Какой у нас в руках материал! Ни Данте, ни Шекспиру даже не снилась такая бездна трагических сюжетов, такая изощренность душегубцев, с одной стороны, и бескорыстное мужество — с другой. Ричард Третий, Макбет… Когда-то кровь леденела при упоминании их имен. Смешно, шекспировских злодеев мог бы как наивных простаков поучать любой эсэсовец. Счет отрубленным головам шел не на единицы, как когда-то, а на тысячи, десятки тысяч.
Наши свидетельства нужны, нужны потомкам. Нет, мы не самолюбивы и готовы забыть все, если бы так было лучше для будущего. Только можно ли отсечь будущее от прошлого? И не о будущем ли в первую очередь думал мой друг, художник Саша Мордань, когда решил соорудить памятник всем замученным в проклятом лагере в Штукенброке?
В нем никогда не умирал художник, даже тогда, когда его, раненого, волокли на плащ-палатке по полю бывшего аэродрома, превращенного немцами в лагерь военнопленных.
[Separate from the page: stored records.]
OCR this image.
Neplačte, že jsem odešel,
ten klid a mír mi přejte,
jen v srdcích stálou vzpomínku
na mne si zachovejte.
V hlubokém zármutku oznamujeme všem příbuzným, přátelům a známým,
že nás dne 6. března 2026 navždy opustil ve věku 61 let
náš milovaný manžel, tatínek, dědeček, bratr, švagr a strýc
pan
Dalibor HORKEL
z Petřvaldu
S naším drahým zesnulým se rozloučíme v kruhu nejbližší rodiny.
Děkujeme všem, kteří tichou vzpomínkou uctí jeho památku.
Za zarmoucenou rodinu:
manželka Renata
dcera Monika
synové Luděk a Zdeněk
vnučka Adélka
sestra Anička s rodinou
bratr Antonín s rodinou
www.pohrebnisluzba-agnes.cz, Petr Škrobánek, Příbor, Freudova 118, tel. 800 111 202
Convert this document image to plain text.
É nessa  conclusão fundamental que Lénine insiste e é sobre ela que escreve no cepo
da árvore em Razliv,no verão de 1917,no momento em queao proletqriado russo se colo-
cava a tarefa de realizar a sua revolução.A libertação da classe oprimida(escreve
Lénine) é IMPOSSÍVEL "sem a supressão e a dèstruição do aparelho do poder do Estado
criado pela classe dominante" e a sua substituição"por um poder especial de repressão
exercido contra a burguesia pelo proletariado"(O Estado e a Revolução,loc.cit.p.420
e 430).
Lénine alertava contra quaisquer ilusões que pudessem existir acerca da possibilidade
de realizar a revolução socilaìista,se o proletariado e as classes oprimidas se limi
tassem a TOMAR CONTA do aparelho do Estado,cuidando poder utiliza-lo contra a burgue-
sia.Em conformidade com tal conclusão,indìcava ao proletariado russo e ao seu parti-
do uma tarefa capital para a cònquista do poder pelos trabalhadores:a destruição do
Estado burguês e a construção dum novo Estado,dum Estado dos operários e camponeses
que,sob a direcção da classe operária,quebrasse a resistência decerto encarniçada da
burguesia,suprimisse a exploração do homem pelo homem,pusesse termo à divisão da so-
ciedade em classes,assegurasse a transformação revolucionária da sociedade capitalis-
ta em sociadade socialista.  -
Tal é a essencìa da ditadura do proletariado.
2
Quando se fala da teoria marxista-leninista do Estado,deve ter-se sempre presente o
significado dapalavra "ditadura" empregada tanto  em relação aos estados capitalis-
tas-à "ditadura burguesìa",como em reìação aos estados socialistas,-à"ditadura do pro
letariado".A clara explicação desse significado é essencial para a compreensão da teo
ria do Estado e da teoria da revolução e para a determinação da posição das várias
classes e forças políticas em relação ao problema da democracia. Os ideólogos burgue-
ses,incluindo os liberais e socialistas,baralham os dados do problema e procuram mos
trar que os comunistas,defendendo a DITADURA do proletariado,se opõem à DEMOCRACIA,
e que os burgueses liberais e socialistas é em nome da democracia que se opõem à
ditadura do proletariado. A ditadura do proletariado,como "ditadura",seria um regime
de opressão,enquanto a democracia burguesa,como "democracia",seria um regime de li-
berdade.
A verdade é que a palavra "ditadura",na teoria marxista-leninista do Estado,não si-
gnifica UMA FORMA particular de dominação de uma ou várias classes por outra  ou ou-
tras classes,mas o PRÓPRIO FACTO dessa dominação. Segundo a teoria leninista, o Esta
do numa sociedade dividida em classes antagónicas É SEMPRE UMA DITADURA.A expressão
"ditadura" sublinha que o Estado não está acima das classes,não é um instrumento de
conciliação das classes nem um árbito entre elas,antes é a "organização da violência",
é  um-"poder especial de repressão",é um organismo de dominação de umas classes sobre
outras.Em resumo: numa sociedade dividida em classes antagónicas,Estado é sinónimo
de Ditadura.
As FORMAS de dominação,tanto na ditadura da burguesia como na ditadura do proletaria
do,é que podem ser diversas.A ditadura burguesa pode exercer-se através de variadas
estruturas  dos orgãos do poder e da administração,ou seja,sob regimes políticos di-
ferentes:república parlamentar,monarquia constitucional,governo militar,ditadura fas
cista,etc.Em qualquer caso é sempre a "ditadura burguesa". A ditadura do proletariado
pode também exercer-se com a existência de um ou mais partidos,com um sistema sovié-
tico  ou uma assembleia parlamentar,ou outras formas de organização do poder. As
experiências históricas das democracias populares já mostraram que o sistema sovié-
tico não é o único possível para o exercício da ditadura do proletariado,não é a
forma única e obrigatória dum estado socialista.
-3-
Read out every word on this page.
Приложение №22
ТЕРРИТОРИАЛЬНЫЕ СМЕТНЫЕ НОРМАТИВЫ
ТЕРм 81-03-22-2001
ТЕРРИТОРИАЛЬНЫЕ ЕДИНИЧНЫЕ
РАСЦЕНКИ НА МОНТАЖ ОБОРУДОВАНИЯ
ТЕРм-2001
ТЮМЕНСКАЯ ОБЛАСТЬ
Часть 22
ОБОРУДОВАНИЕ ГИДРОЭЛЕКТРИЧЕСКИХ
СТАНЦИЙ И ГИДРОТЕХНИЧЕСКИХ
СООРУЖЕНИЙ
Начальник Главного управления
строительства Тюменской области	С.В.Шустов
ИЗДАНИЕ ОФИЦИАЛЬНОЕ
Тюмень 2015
И тогда, когда краснорожий унтер, сопровождавший рабочую команду, увидев, что этот чернявый, припадающий на одну ногу пленный спрятал за пазуху мерзлую брюкву, хотел заколоть его штыком, но промахнулся и лишь рассек гимнастерку на плече. И тогда, когда плюгавый старичок из «расовой комиссии» долго осматривал его, мерил холодным металлическим метром шею, спину и бедра, решая, не еврей ли он, чтобы в случае, если расчеты сойдутся с таблицей, тут же отправить в газовую камеру.
Не будь он художником, он, наверное, не выжил бы, не вынес всех страданий, доставшихся на его долю. Искусство дало ему веру, дало мечту, заставило, забывая о голоде, холоде и унижениях, складывать в подвалы памяти сокровища наблюдений. Он видел фашизм изнутри и не мог, внушал он себе, не имел права умереть, не рассказав миру об увиденном. Пусть его вера — заблуждение, и другие художники уже рассказали об этом лучше, ярче, талантливее, но он верил, что так, как он, еще не рассказал никто. Ему казалось, что все, даже Пикассо, видели фашизм только страшным, а он увидел его еще и смешным. Да, да, смешным, комичным в своем нервическом дерганье и своих глупых претензиях.